Is there a Quotient Group Isomorphic to C4 in Cyclic Group Order 16?

[Kate2010]

Homework Statement

I have to use the first isomorphism theorem to determine whether C16 (cyclic group order 16) has a quotient group isomorphic to C4.

Homework Equations

First isomorphism theorem

The Attempt at a Solution

C16 = {e, a, ..., a^15}
C4 = {e, b, ..., b^3}

Homomorphism f(a^m) = b^m 0<= m < 16
ker f is all x in C16 such that f(x) = e = b^4 = b^8 = b^12 = {e, a^4, a^8, a^12}
im f = {e, b^2, ..., b^15} = {e, b^2, b^3, b,..., b^3} = C4

Therefore, there is an isomorphism.

I'm unsure about my method here, especially finding I am f, as it initally appears that I am f is bigger than C4.

 

[Kate2010]

The next one I have to check is whether the subgroup A4 of S4 has a quotient group isomorphic to C4. My instinct says no but I have no idea how to prove this.

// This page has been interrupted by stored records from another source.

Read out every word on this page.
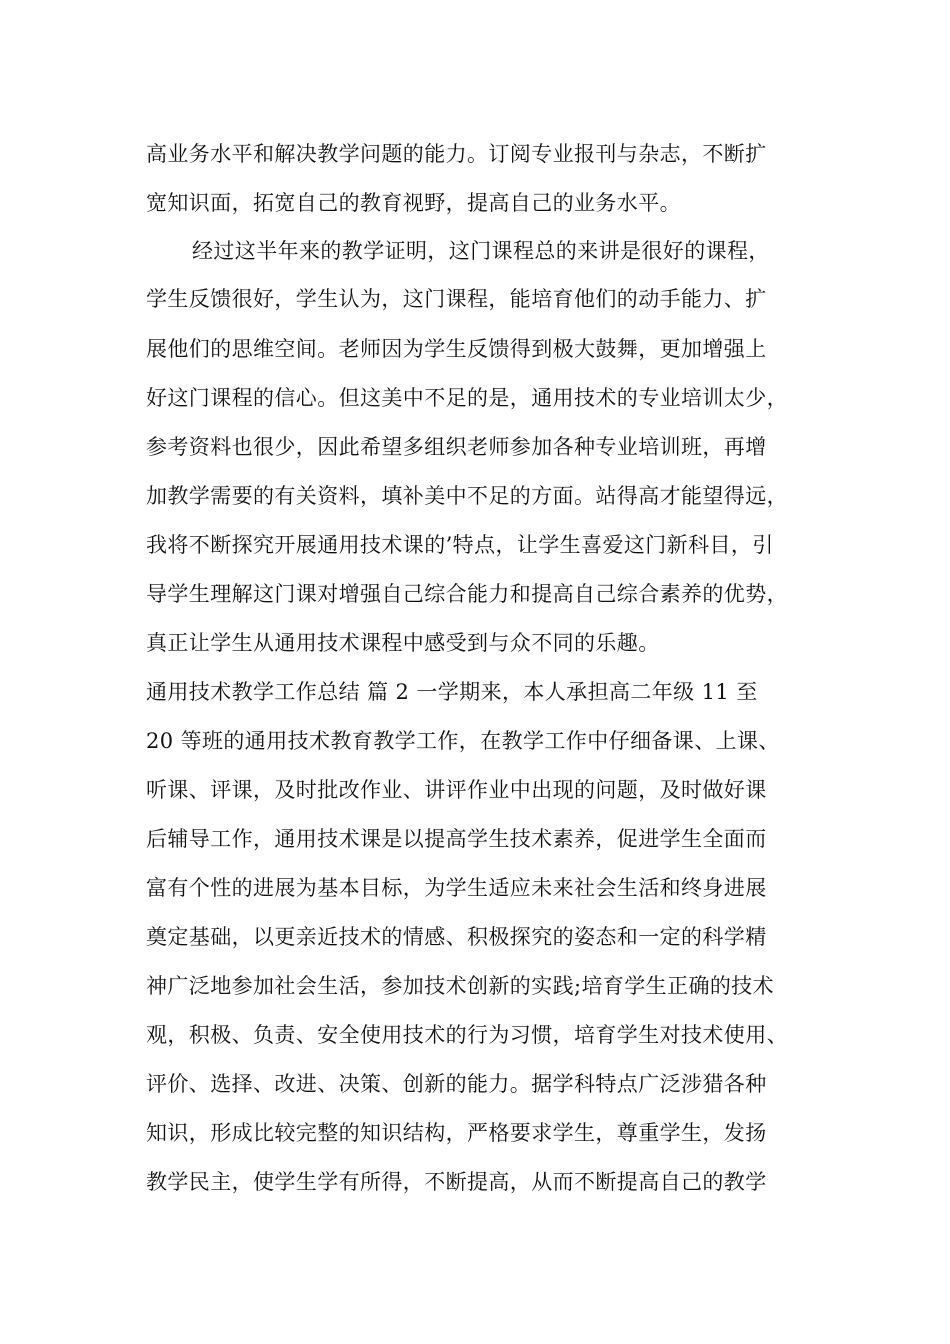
高业务水平和解决教学问题的能力。订阅专业报刊与杂志，不断扩
宽知识面，拓宽自己的教育视野，提高自己的业务水平。
经过这半年来的教学证明，这门课程总的来讲是很好的课程，
学生反馈很好，学生认为，这门课程，能培育他们的动手能力、扩
展他们的思维空间。老师因为学生反馈得到极大鼓舞，更加增强上
好这门课程的信心。但这美中不足的是，通用技术的专业培训太少，
参考资料也很少，因此希望多组织老师参加各种专业培训班，再增
加教学需要的有关资料，填补美中不足的方面。站得高才能望得远，
我将不断探究开展通用技术课的’特点，让学生喜爱这门新科目，引
导学生理解这门课对增强自己综合能力和提高自己综合素养的优势，
真正让学生从通用技术课程中感受到与众不同的乐趣。
通用技术教学工作总结 篇 2 一学期来，本人承担高二年级 11 至
20 等班的通用技术教育教学工作，在教学工作中仔细备课、上课、
听课、评课，及时批改作业、讲评作业中出现的问题，及时做好课
后辅导工作，通用技术课是以提高学生技术素养，促进学生全面而
富有个性的进展为基本目标，为学生适应未来社会生活和终身进展
奠定基础，以更亲近技术的情感、积极探究的姿态和一定的科学精
神广泛地参加社会生活，参加技术创新的实践;培育学生正确的技术
观，积极、负责、安全使用技术的行为习惯，培育学生对技术使用、
评价、选择、改进、决策、创新的能力。据学科特点广泛涉猎各种
知识，形成比较完整的知识结构，严格要求学生，尊重学生，发扬
教学民主，使学生学有所得，不断提高，从而不断提高自己的教学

Again, I'm advised to use the first isomorphism theorem.

 

[Tedjn]

Your method for the first question is fine. You are defining your function f from C₁₆ to C₄, so of course the image cannot be larger than C₄. All that remains is to make sure f is a homomorphism and onto. Both are true in your case.

For the second question, your instinct is correct. Here is a good way to think about this problem. List all 12 elements of A₄. What is the order of each of these elements? What does that imply about any homomorphism into C₄?

 

[Kate2010]

Ok, so besides the identity they all have order 2 or 3 I think. Whereas all elements besides the identity in C4 have order 4. But I don't think we can have a homomorphism that raises the order of elements?